Page MenuHomeFreeBSD

Add support for Intel userspace protection keys feature on Skylake Xeons.
ClosedPublic

Authored by kib on Jan 18 2019, 6:09 PM.

Diff Detail

Repository
rS FreeBSD src repository
Lint
Automatic diff as part of commit; lint not applicable.
Unit
Automatic diff as part of commit; unit tests not applicable.

Event Timeline

There are a very large number of changes, so older changes are hidden. Show Older Changes
kib added a comment.Jan 18 2019, 6:09 PM

The patch is currently being tested by Peter Holm, more detailed description will come after the testing finishes. Also libc functions warrant manpages.

kib edited the summary of this revision. (Show Details)Jan 22 2019, 5:36 PM
markj added inline comments.Jan 22 2019, 6:09 PM
lib/libc/x86/sys/pkru.c
88 ↗(On Diff #52998)

Extra newline.

sys/amd64/amd64/pmap.c
4134 ↗(On Diff #52998)

This var is write-only.

4888 ↗(On Diff #52998)

Write-only.

5088 ↗(On Diff #52998)

The same condition may occur in pmap_enter_object().

Shouldn't this condition also block superpage promotion?

9076 ↗(On Diff #52998)

Is ppr leaked if rangeset_insert() fails?

9247 ↗(On Diff #52998)

Why not do the TLB invalidation in this function?

9258 ↗(On Diff #52998)

What if eva > VM_MAXUSER_ADDRESS?

9277 ↗(On Diff #52998)

If you split alloc/initialization and insertion of the pkru, you can use M_WAITOK for the allocation. I believe we generally try to avoid syscall failures due to transient ENOMEM conditions.

Hmm, I see that the rangeset operations may fail with ENOMEM anyway. This is a design flaw IMHO.

sys/amd64/amd64/trap.c
815 ↗(On Diff #52998)

Should we have a dedicated ucode for this case?

860 ↗(On Diff #52998)

What if a user application triggers a kernel mode protection key violation with copyin/out?

sys/x86/include/sysarch.h
115 ↗(On Diff #52998)

Extra newline.

kib marked 10 inline comments as done.Jan 23 2019, 10:09 PM
kib added inline comments.
sys/amd64/amd64/pmap.c
4134 ↗(On Diff #52998)

It is used by PG_PTE_PROMOTE.

4888 ↗(On Diff #52998)

No, it is used by PG_PTE_PROMOTE definition.

5088 ↗(On Diff #52998)

Yes, I missed pmap_enter_object().

Promotion is handled by the updated definition of PG_PTE_PROMOTE.

9076 ↗(On Diff #52998)

Yes, should be fixed.

9258 ↗(On Diff #52998)

In fact nothing too bad would happen. But indeed the intent was to check the eva and not sva.

9277 ↗(On Diff #52998)

It is more complicated than just split of the new entry. Problem is that removal might need to split and then it also needs to allocate.
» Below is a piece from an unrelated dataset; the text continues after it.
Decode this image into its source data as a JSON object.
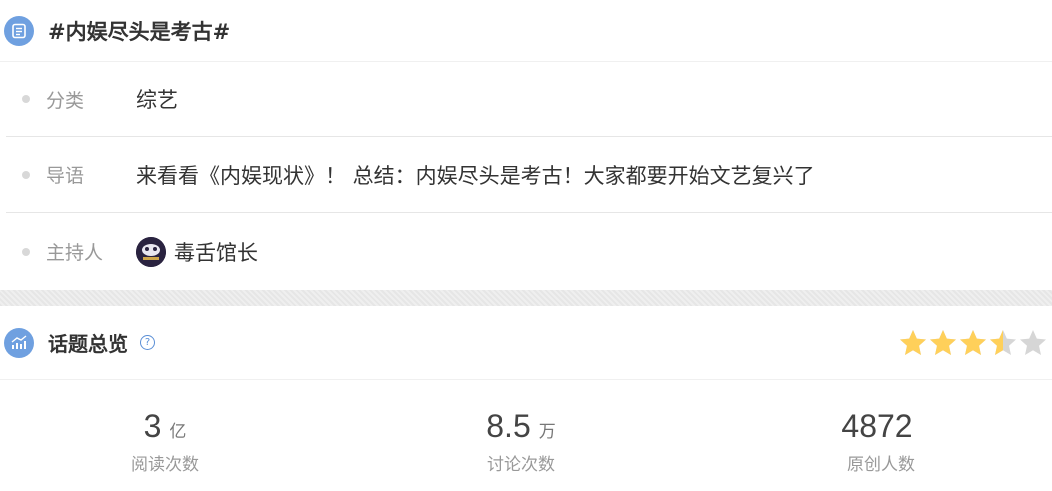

During the initial stages of the development, I tried to use per-pmap sx lock to protect the pkru rangeset, but it is too inconsistent and I decided that the only sane approach is to protect it with the same lock as the page tables, ie. pmap mutex.

I will think about providing pre-allocated elements for rangeset operations, but it even brief evaluation shows that rangeset interface will become extra-ugly. I do not like M_NOWAIT failures as well, sure.

sys/amd64/amd64/trap.c
815 ↗(On Diff #52998)

I do not have an opinion there. After all, it is page protection. Not adding MD code might be good.

860 ↗(On Diff #52998)

Such access must only occur with pcb_onfault set to non-NULL, and then the condition below would jump to the handler after return from the fault. If kernel is tricked to access usermode without pcb_onfault, then we panic as should.

kib updated this revision to Diff 53124.Jan 23 2019, 10:11 PM
kib marked 7 inline comments as done.

Handle all Mark' notes except M_NOWAIT.
Also the update contains fixes to the rangeset implementation made after Peter' testing, mostly to rangeset_remove(). Including the nice ASCII graphic.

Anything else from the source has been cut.